How do you ensure that the people who see/click on your product ad aren't already a population more likely to convert to your product than the population of people who see/click on your charity ad? Sure, you can target the same groups of people - but that only goes so far, the ML algorithms backing the ad selection process will still preferentially show your charity ad to people likely to click on charity ads and show your product ad to people likely to click on your product ad.

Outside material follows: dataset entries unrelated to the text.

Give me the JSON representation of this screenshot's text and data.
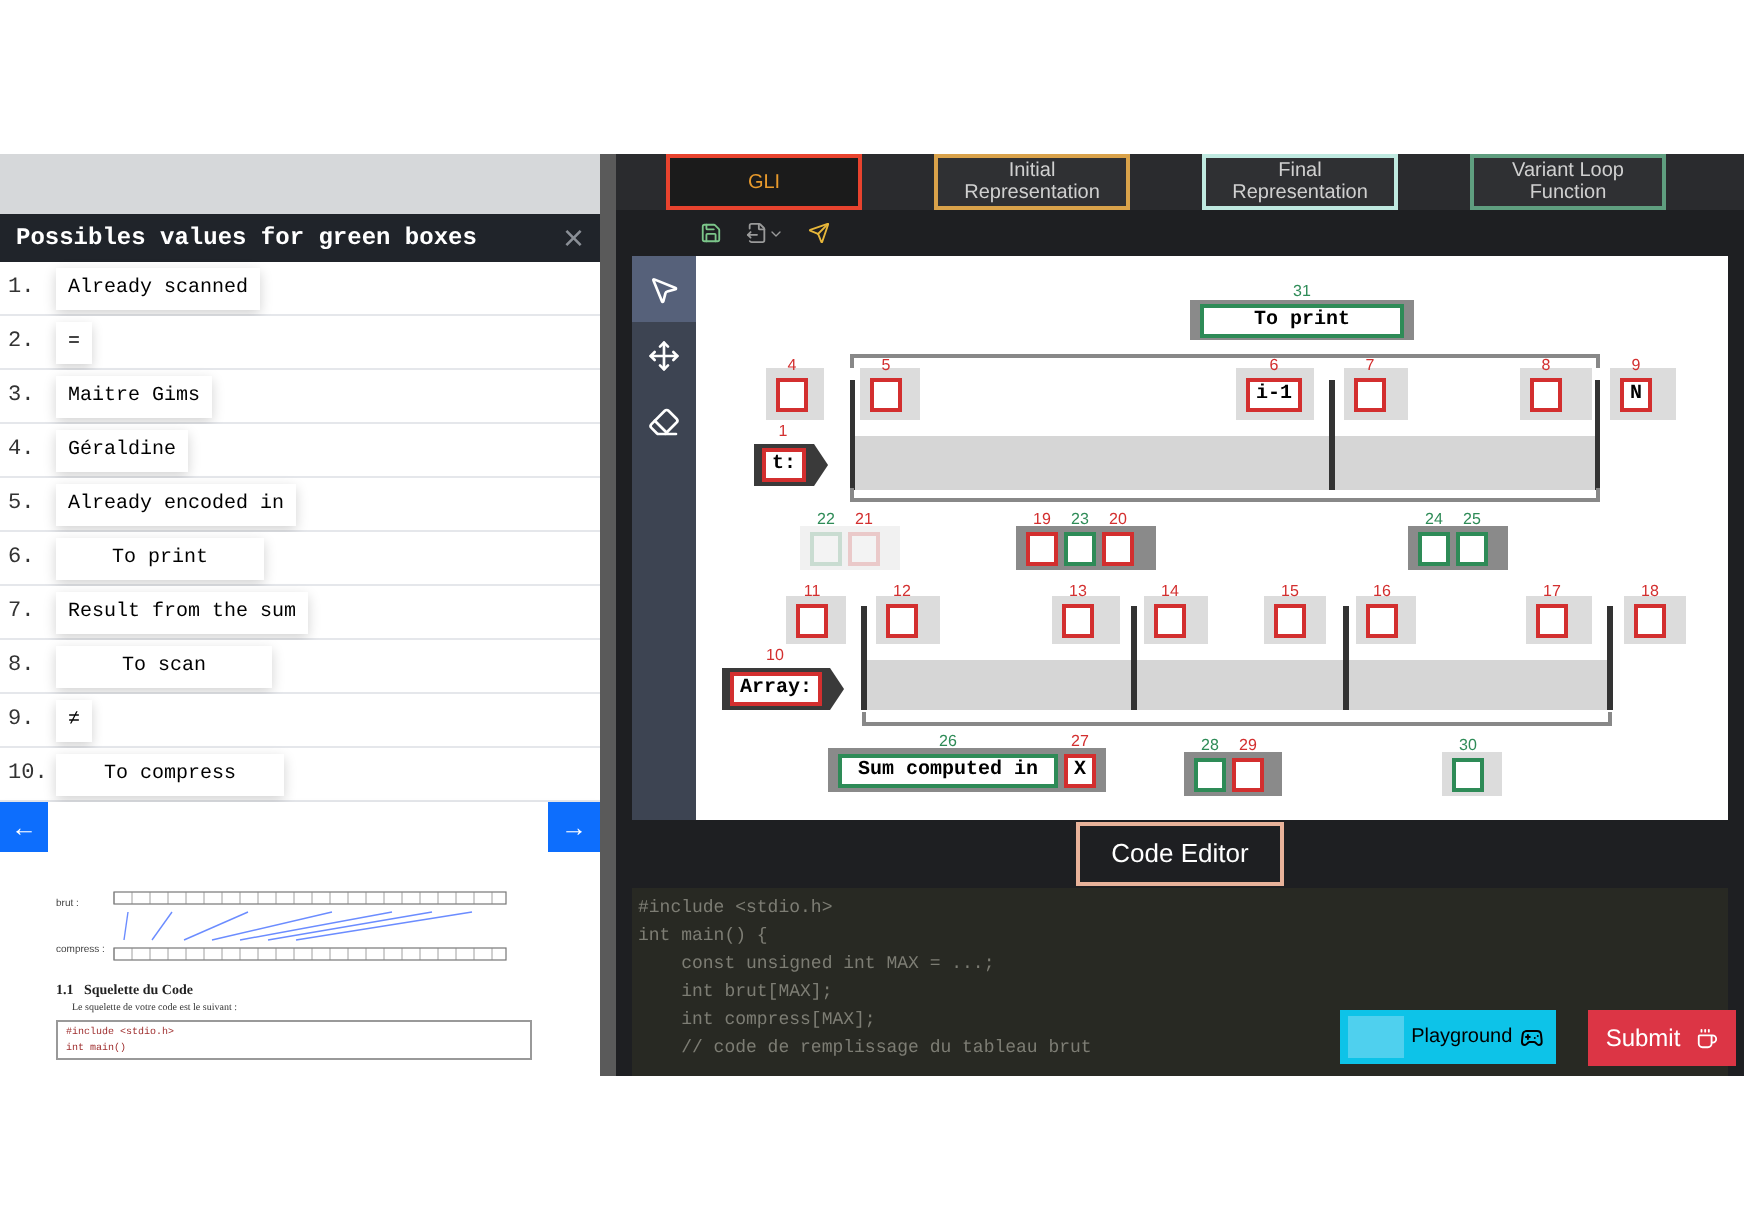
{
  "panel": {
    "title": "Possibles values for green boxes",
    "close": "×",
    "values": [
      {
        "number": "1.",
        "text": "Already scanned"
      },
      {
        "number": "2.",
        "text": "="
      },
      {
        "number": "3.",
        "text": "Maitre Gims"
      },
      {
        "number": "4.",
        "text": "Géraldine"
      },
      {
        "number": "5.",
        "text": "Already encoded in"
      },
      {
        "number": "6.",
        "text": "To print"
      },
      {
        "number": "7.",
        "text": "Result from the sum"
      },
      {
        "number": "8.",
        "text": "To scan"
      },
      {
        "number": "9.",
        "text": "≠"
      },
      {
        "number": "10.",
        "text": "To compress"
      }
    ],
    "prev": "←",
    "next": "→"
  },
  "document": {
    "row_labels": [
      "brut :",
      "compress :"
    ],
    "heading": "1.1   Squelette du Code",
    "sentence": "Le squelette de votre code est le suivant :",
    "code": [
      "#include <stdio.h>",
      "int main()"
    ]
  },
  "tabs": [
    {
      "label": "GLI",
      "selected": true,
      "color": "#e8432e"
    },
    {
      "label": "Initial Representation",
      "selected": false,
      "color": "#d9a24a"
    },
    {
      "label": "Final Representation",
      "selected": false,
      "color": "#bfe9e0"
    },
    {
      "label": "Variant Loop Function",
      "selected": false,
      "color": "#5f9e7f"
    }
  ],
  "tools": [
    {
      "selected": true
    },
    {
      "selected": false
    },
    {
      "selected": false
    }
  ],
  "diagram": {
    "labels": [
      {
        "number": "1",
        "text": "t:"
      },
      {
        "number": "10",
        "text": "Array:"
      }
    ],
    "boxes": [
      {
        "number": "31",
        "color": "#2e8b57",
        "value": "To print",
        "faded": false
      },
      {
        "number": "4",
        "color": "#d32f2f",
        "faded": false
      },
      {
        "number": "5",
        "color": "#d32f2f",
        "faded": false
      },
      {
        "number": "6",
        "color": "#d32f2f",
        "value": "i-1",
        "faded": false
      },
      {
        "number": "7",
        "color": "#d32f2f",
        "faded": false
      },
      {
        "number": "8",
        "color": "#d32f2f",
        "faded": false
      },
      {
        "number": "9",
        "color": "#d32f2f",
        "value": "N",
        "faded": false
      },
      {
        "number": "22",
        "color": "#2e8b57",
        "faded": true
      },
      {
        "number": "21",
        "color": "#d32f2f",
        "faded": true
      },
      {
        "number": "19",
        "color": "#d32f2f",
        "faded": false
      },
      {
        "number": "23",
        "color": "#2e8b57",
        "faded": false
      },
      {
        "number": "20",
        "color": "#d32f2f",
        "faded": false
      },
      {
        "number": "24",
        "color": "#2e8b57",
        "faded": false
      },
      {
        "number": "25",
        "color": "#2e8b57",
        "faded": false
      },
      {
        "number": "11",
        "color": "#d32f2f",
        "faded": false
      },
      {
        "number": "12",
        "color": "#d32f2f",
        "faded": false
      },
      {
        "number": "13",
        "color": "#d32f2f",
        "faded": false
      },
      {
        "number": "14",
        "color": "#d32f2f",
        "faded": false
      },
      {
        "number": "15",
        "color": "#d32f2f",
        "faded": false
      },
      {
        "number": "16",
        "color": "#d32f2f",
        "faded": false
      },
      {
        "number": "17",
        "color": "#d32f2f",
        "faded": false
      },
      {
        "number": "18",
        "color": "#d32f2f",
        "faded": false
      },
      {
        "number": "26",
        "color": "#2e8b57",
        "value": "Sum computed in",
        "faded": false
      },
      {
        "number": "27",
        "color": "#d32f2f",
        "value": "X",
        "faded": false
      },
      {
        "number": "28",
        "color": "#2e8b57",
        "faded": false
      },
      {
        "number": "29",
        "color": "#d32f2f",
        "faded": false
      },
      {
        "number": "30",
        "color": "#2e8b57",
        "faded": false
      }
    ]
  },
  "code_editor": {
    "title": "Code Editor",
    "lines": [
      "#include <stdio.h>",
      "int main() {",
      "    const unsigned int MAX = ...;",
      "    int brut[MAX];",
      "    int compress[MAX];",
      "    // code de remplissage du tableau brut"
    ]
  },
  "buttons": [
    {
      "label": "Playground",
      "kind": "playground"
    },
    {
      "label": "Submit",
      "kind": "submit"
    }
  ]
}
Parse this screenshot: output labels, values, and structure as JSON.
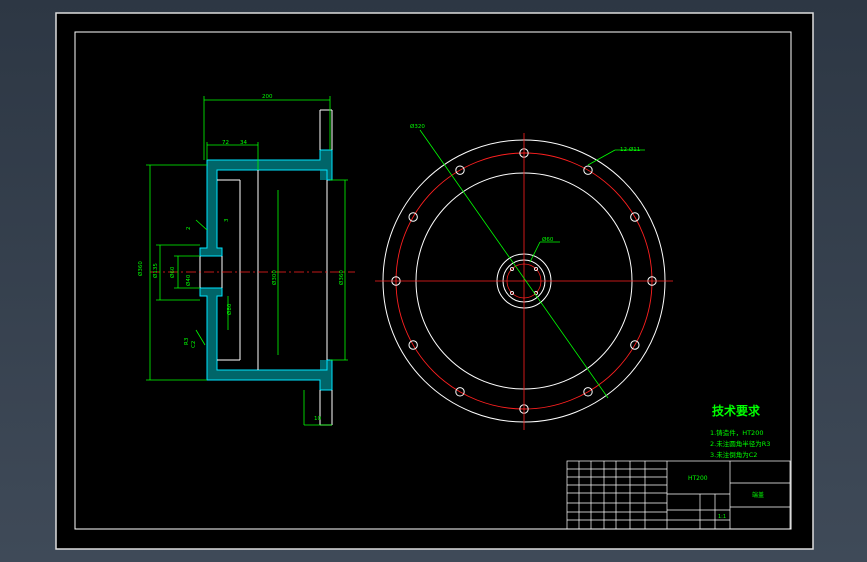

I am unfamiliar with how these experiments work on the advertiser side. Incrementality is easy to measure on the platform side if advertisers report conversion metrics to you.

1 comments

ML messing with you is an important consideration when you are trying to run this sort of experiment on a platform that you don't understand very well. The most simplest reliable way to run this experiment is to give the ad network an HTML creative that looks like:

    <script>
    var treatment = readTreatmentFromCookie();
    if (!treatment) {
      treatment = Math.random() < 0.5 ? CONTROL : EXPERIMENT;
      writeTreatmentToCookie(treatment);
    }

    if (treatment === EXPERIMENT) {
      showAd(PRODUCT);
    } else {
      showAd(CHARITY);
    }
    </script>
The creative is opaque to the network, which means it's not going to be able to do anything fancy like you're describing.

Many networks offer the ability to run a fully supported incrementality study, where they effectively use one company's ads as a control for another's, but this is a version of an experiment that you can run even if you don't trust the ad network at all.